Bubble is not only cheaper than hiring an engineering team, but also much faster to build products
However, you’d have built product validation and gathered user feedback because you will launch early. The main mistakes I see people make when they build products is that they take too long to build and they invest too much money before even gathering feedback. No code, in general, and Bubble in particular is a way to solve that.
13. What other mistakes do people make when building an app?
Well, it’s going to come down to the learning curve. I think it’s really important for people to learn the tool before throwing themselves into building something.
What I’ve seen is people trying to build immediately without spending the few hours it takes to understand how it works and they end up having a bad experience.
14. What’s the future of Bubble.io?
We’re rewriting, entirely, how “responsive” works in our world. To make it more modern and at par with modern technologies that exist in the browser. We’re going through a full redesign of our editor.
We’re going to start scaling our bootcamps pretty aggressively so that people can have ways to build things. They can learn Bubble as groups more efficiently and faster.
We’re in the business of pairing startups on top of us. So, in general, the main focus of the engineering team is just to make sure that as businesses grow on top of us they can scale. We’ll make sure that the platform gets better over time for them. So the bigger they get, the faster the product gets, which is a full-time job for an entire engineering team.
From a corporate standpoint this year will be about building a strong leadership team. So, we’re bringing senior people to help us take the company to the next level.
We’ll make sure that Bubble is part of any conversation around building a product or starting a tech startup.

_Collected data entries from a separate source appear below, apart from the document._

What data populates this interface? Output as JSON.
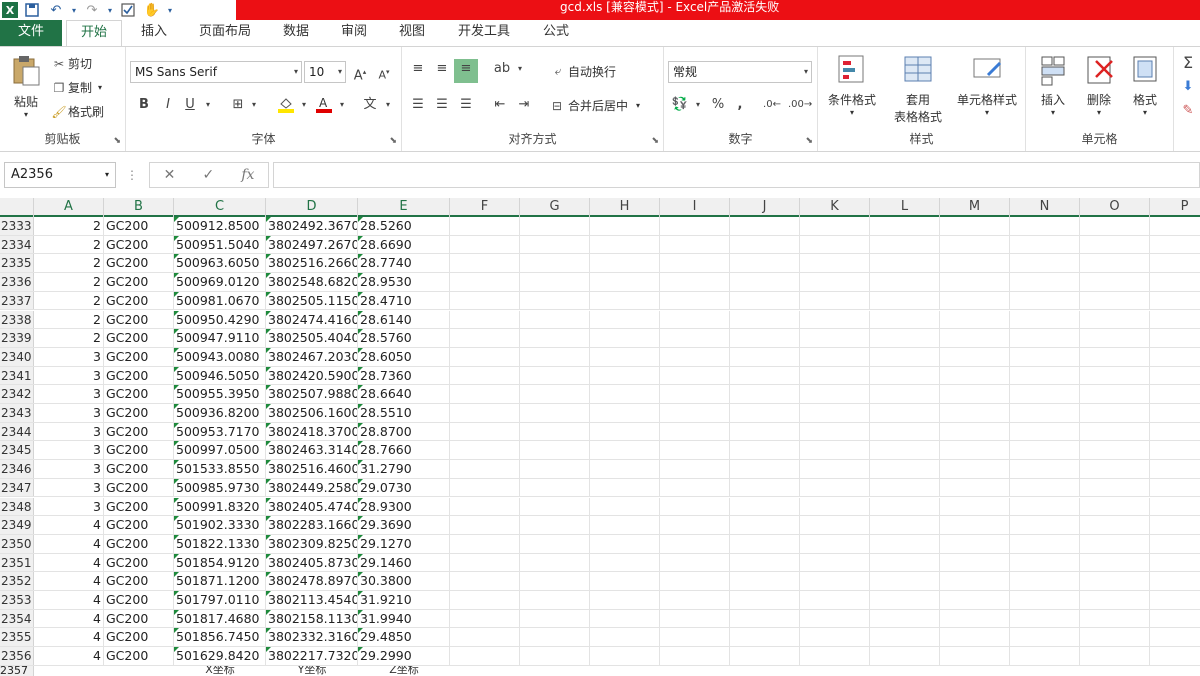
{
  "titlebar": {
    "title": "gcd.xls  [兼容模式] - Excel产品激活失败",
    "qat": [
      "X",
      "save-icon",
      "undo-icon",
      "redo-icon",
      "check-icon",
      "touch-icon"
    ],
    "accent": "#ec0f14"
  },
  "tabs": [
    "文件",
    "开始",
    "插入",
    "页面布局",
    "数据",
    "审阅",
    "视图",
    "开发工具",
    "公式"
  ],
  "ribbon": {
    "clipboard": {
      "paste": "粘贴",
      "cut": "剪切",
      "copy": "复制",
      "format_painter": "格式刷",
      "label": "剪贴板"
    },
    "font": {
      "name": "MS Sans Serif",
      "size": "10",
      "grow": "A",
      "shrink": "A",
      "bold": "B",
      "italic": "I",
      "underline": "U",
      "phonetic": "文",
      "label": "字体"
    },
    "alignment": {
      "wrap": "自动换行",
      "merge": "合并后居中",
      "label": "对齐方式"
    },
    "number": {
      "format": "常规",
      "percent": "%",
      "comma": ",",
      "label": "数字"
    },
    "styles": {
      "conditional": "条件格式",
      "table": "套用",
      "table2": "表格格式",
      "cell_styles": "单元格样式",
      "label": "样式"
    },
    "cells": {
      "insert": "插入",
      "delete": "删除",
      "format": "格式",
      "label": "单元格"
    }
  },
  "formula_bar": {
    "name_box": "A2356",
    "fx": "fx",
    "cancel": "✕",
    "enter": "✓"
  },
  "columns": [
    "A",
    "B",
    "C",
    "D",
    "E",
    "F",
    "G",
    "H",
    "I",
    "J",
    "K",
    "L",
    "M",
    "N",
    "O",
    "P"
  ],
  "rows": [
    {
      "n": "2333",
      "a": "2",
      "b": "GC200",
      "c": "500912.8500",
      "d": "3802492.3670",
      "e": "28.5260"
    },
    {
      "n": "2334",
      "a": "2",
      "b": "GC200",
      "c": "500951.5040",
      "d": "3802497.2670",
      "e": "28.6690"
    },
    {
      "n": "2335",
      "a": "2",
      "b": "GC200",
      "c": "500963.6050",
      "d": "3802516.2660",
      "e": "28.7740"
    },
    {
      "n": "2336",
      "a": "2",
      "b": "GC200",
      "c": "500969.0120",
      "d": "3802548.6820",
      "e": "28.9530"
    },
    {
      "n": "2337",
      "a": "2",
      "b": "GC200",
      "c": "500981.0670",
      "d": "3802505.1150",
      "e": "28.4710"
    },
    {
      "n": "2338",
      "a": "2",
      "b": "GC200",
      "c": "500950.4290",
      "d": "3802474.4160",
      "e": "28.6140"
    },
    {
      "n": "2339",
      "a": "2",
      "b": "GC200",
      "c": "500947.9110",
      "d": "3802505.4040",
      "e": "28.5760"
    },
    {
      "n": "2340",
      "a": "3",
      "b": "GC200",
      "c": "500943.0080",
      "d": "3802467.2030",
      "e": "28.6050"
    },
    {
      "n": "2341",
      "a": "3",
      "b": "GC200",
      "c": "500946.5050",
      "d": "3802420.5900",
      "e": "28.7360"
    },
    {
      "n": "2342",
      "a": "3",
      "b": "GC200",
      "c": "500955.3950",
      "d": "3802507.9880",
      "e": "28.6640"
    },
    {
      "n": "2343",
      "a": "3",
      "b": "GC200",
      "c": "500936.8200",
      "d": "3802506.1600",
      "e": "28.5510"
    },
    {
      "n": "2344",
      "a": "3",
      "b": "GC200",
      "c": "500953.7170",
      "d": "3802418.3700",
      "e": "28.8700"
    },
    {
      "n": "2345",
      "a": "3",
      "b": "GC200",
      "c": "500997.0500",
      "d": "3802463.3140",
      "e": "28.7660"
    },
    {
      "n": "2346",
      "a": "3",
      "b": "GC200",
      "c": "501533.8550",
      "d": "3802516.4600",
      "e": "31.2790"
    },
    {
      "n": "2347",
      "a": "3",
      "b": "GC200",
      "c": "500985.9730",
      "d": "3802449.2580",
      "e": "29.0730"
    },
    {
      "n": "2348",
      "a": "3",
      "b": "GC200",
      "c": "500991.8320",
      "d": "3802405.4740",
      "e": "28.9300"
    },
    {
      "n": "2349",
      "a": "4",
      "b": "GC200",
      "c": "501902.3330",
      "d": "3802283.1660",
      "e": "29.3690"
    },
    {
      "n": "2350",
      "a": "4",
      "b": "GC200",
      "c": "501822.1330",
      "d": "3802309.8250",
      "e": "29.1270"
    },
    {
      "n": "2351",
      "a": "4",
      "b": "GC200",
      "c": "501854.9120",
      "d": "3802405.8730",
      "e": "29.1460"
    },
    {
      "n": "2352",
      "a": "4",
      "b": "GC200",
      "c": "501871.1200",
      "d": "3802478.8970",
      "e": "30.3800"
    },
    {
      "n": "2353",
      "a": "4",
      "b": "GC200",
      "c": "501797.0110",
      "d": "3802113.4540",
      "e": "31.9210"
    },
    {
      "n": "2354",
      "a": "4",
      "b": "GC200",
      "c": "501817.4680",
      "d": "3802158.1130",
      "e": "31.9940"
    },
    {
      "n": "2355",
      "a": "4",
      "b": "GC200",
      "c": "501856.7450",
      "d": "3802332.3160",
      "e": "29.4850"
    },
    {
      "n": "2356",
      "a": "4",
      "b": "GC200",
      "c": "501629.8420",
      "d": "3802217.7320",
      "e": "29.2990"
    }
  ],
  "last_row": {
    "n": "2357",
    "c": "X坐标",
    "d": "Y坐标",
    "e": "Z坐标"
  }
}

That’s because it’s one of the best ways to build a software for a new company and people should know about it more.
15. What’s unique about Bubble you haven’t told anyone or don’t talk about so often?
You know, I’ve been talking about Bubble.io for eight years, so I can’t really guarantee how much I haven’t said. But, if there’s something that I haven’t told anyone currently, it’s probably something you shouldn’t talk about. I’m not exactly sure there is a clear answer here, but let me think.

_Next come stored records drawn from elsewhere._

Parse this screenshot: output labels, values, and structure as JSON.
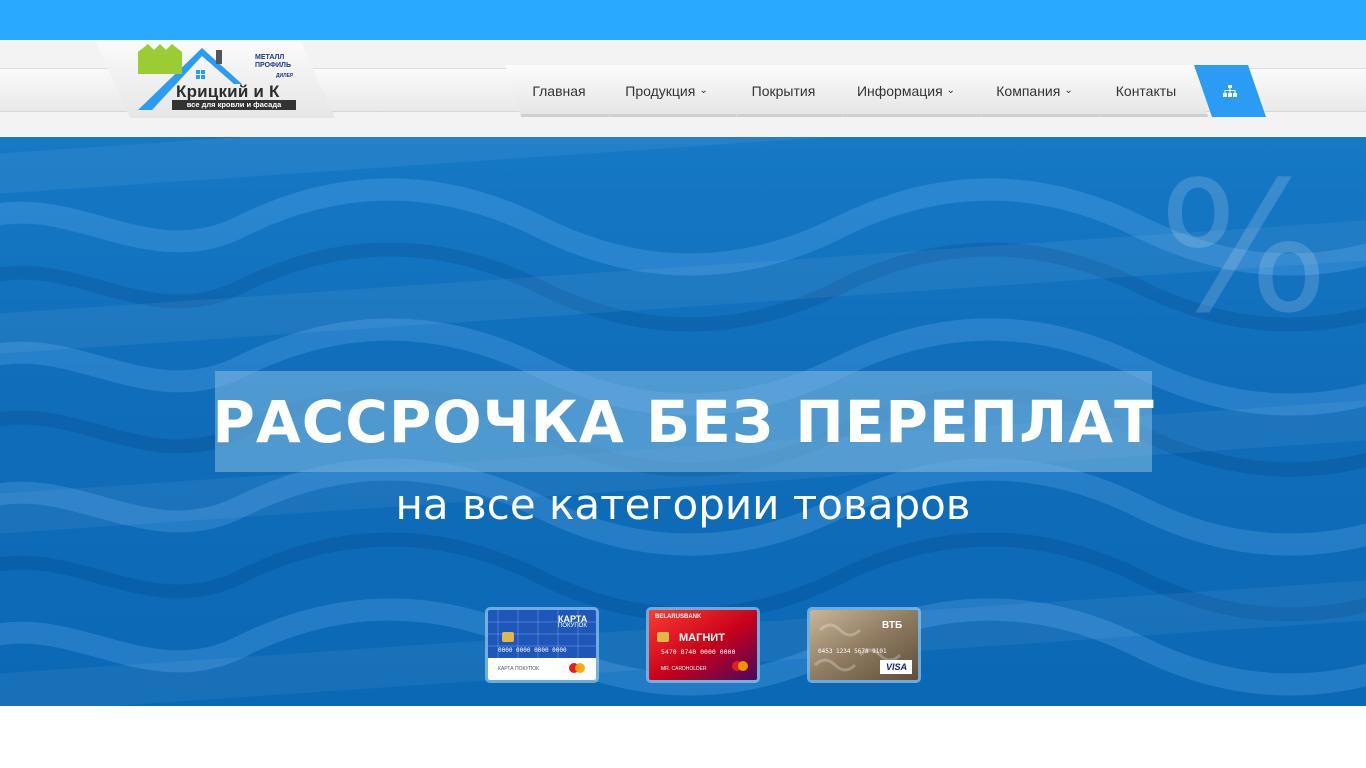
{
  "logo": {
    "name": "Крицкий и К",
    "tagline": "все для кровли и фасада",
    "partner_line1": "МЕТАЛЛ",
    "partner_line2": "ПРОФИЛЬ",
    "partner_dealer": "ДИЛЕР"
  },
  "nav": {
    "items": [
      {
        "label": "Главная",
        "has_dropdown": false
      },
      {
        "label": "Продукция",
        "has_dropdown": true
      },
      {
        "label": "Покрытия",
        "has_dropdown": false
      },
      {
        "label": "Информация",
        "has_dropdown": true
      },
      {
        "label": "Компания",
        "has_dropdown": true
      },
      {
        "label": "Контакты",
        "has_dropdown": false
      }
    ],
    "chevron": "⌄",
    "sitemap_icon": "sitemap-icon"
  },
  "hero": {
    "percent_symbol": "%",
    "headline": "РАССРОЧКА БЕЗ ПЕРЕПЛАТ",
    "subline": "на все категории товаров",
    "cards": [
      {
        "title_line1": "КАРТА",
        "title_line2": "ПОКУПОК",
        "number": "0000 0000 0000 0000",
        "holder": "КАРТА ПОКУПОК",
        "network": "mastercard"
      },
      {
        "bank": "BELARUSBANK",
        "title": "МАГНИТ",
        "number": "5470 8740 0000 0000",
        "holder": "MR. CARDHOLDER",
        "network": "mastercard"
      },
      {
        "bank": "ВТБ",
        "number": "0453 1234 5678 9101",
        "network": "VISA"
      }
    ]
  },
  "colors": {
    "topbar": "#29a9ff",
    "accent": "#2b9cf3",
    "hero": "#0f6db9"
  }
}
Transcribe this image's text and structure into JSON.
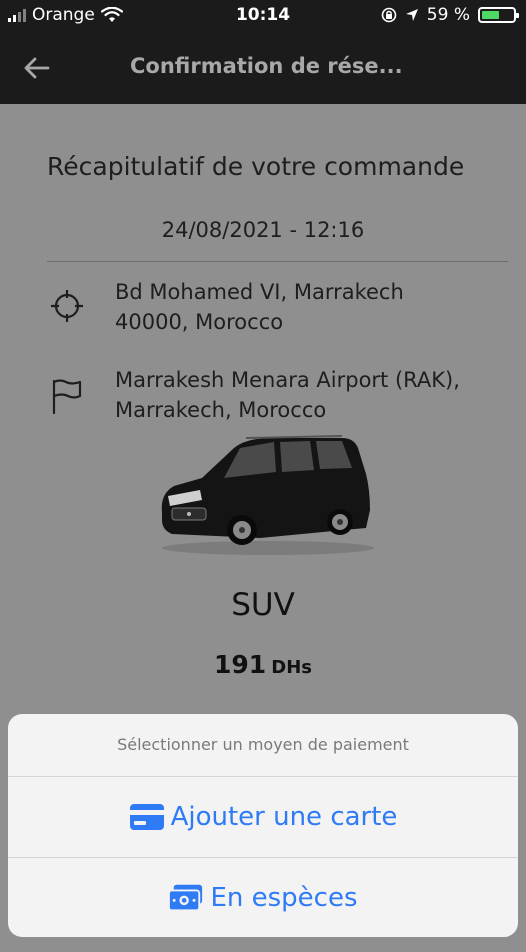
{
  "status_bar": {
    "carrier": "Orange",
    "time": "10:14",
    "battery_percent": "59 %",
    "battery_level": 0.59
  },
  "nav": {
    "title": "Confirmation de rése..."
  },
  "summary": {
    "title": "Récapitulatif de votre commande",
    "datetime": "24/08/2021 - 12:16",
    "pickup_line1": "Bd Mohamed VI, Marrakech",
    "pickup_line2": "40000, Morocco",
    "dropoff_line1": "Marrakesh Menara Airport (RAK),",
    "dropoff_line2": "Marrakech, Morocco",
    "vehicle_type": "SUV",
    "price_amount": "191",
    "price_currency": "DHs"
  },
  "payment_sheet": {
    "title": "Sélectionner un moyen de paiement",
    "add_card_label": "Ajouter une carte",
    "cash_label": "En espèces"
  },
  "colors": {
    "accent": "#2f7bf6",
    "header": "#1b1b1b",
    "overlay": "#8f8f8f"
  },
  "icons": [
    "signal-icon",
    "wifi-icon",
    "orientation-lock-icon",
    "location-arrow-icon",
    "battery-icon",
    "back-arrow-icon",
    "crosshair-icon",
    "flag-icon",
    "credit-card-icon",
    "cash-icon"
  ]
}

It’s going to sound cheesy, and might not sound like, wow! This is cool. But something we don’t emphasize enough when we communicate is how important our users have been in the early years. And the fact that had they not been with us, we would not be here today.

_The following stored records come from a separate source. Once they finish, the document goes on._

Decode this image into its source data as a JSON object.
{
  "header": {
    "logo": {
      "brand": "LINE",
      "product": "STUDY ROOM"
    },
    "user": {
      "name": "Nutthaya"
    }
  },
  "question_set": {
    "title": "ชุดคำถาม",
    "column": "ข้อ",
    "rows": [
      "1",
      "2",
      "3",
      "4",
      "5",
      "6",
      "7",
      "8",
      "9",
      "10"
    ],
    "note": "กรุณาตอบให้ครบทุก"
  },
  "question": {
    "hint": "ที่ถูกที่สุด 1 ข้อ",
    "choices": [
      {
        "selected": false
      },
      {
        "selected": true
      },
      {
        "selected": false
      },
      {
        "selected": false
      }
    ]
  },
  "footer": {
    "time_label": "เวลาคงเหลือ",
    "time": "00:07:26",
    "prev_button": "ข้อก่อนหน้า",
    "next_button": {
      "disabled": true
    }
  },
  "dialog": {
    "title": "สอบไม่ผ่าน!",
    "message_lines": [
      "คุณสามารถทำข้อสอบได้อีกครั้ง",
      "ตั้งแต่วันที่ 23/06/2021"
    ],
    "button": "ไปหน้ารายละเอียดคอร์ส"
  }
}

And it’s not about money because for the first four or five years, honestly, the company was not making a ton of money. Not even enough money for Josh and I to get a good salary, but the fact that we had them and that they were trusting us to build small startups.
But something we don’t emphasize enough when we communicate is how important our users have been in the early years
Most of them hadn’t raised a dime. They were pretty small companies, but the fact that they were trusting us to build a thing, even though we were completely unproven technology.
Well, today it’s easier and less risky to come to Bubble.io and build something. But, that was really what kept us going.
And it was not easy every day. Like for five years, the product was looking better and better. It seemed like we were very product-focused, but lacked the excitement of starting a fast-moving company.
That’s sometimes tough on your morale. I mean for me and my co-founder, Josh. And having these users was why we kept going.
There were times where we were like
- Should we just move on?
- This is not going to go anywhere, or
- We’re losing our time here
But the fact that we had these users waiting for us and expecting us to keep supporting them was why we kept going. Looking back, I’m so glad that happened because now we’re in a much better shape. But it was not an obvious choice back in 2016.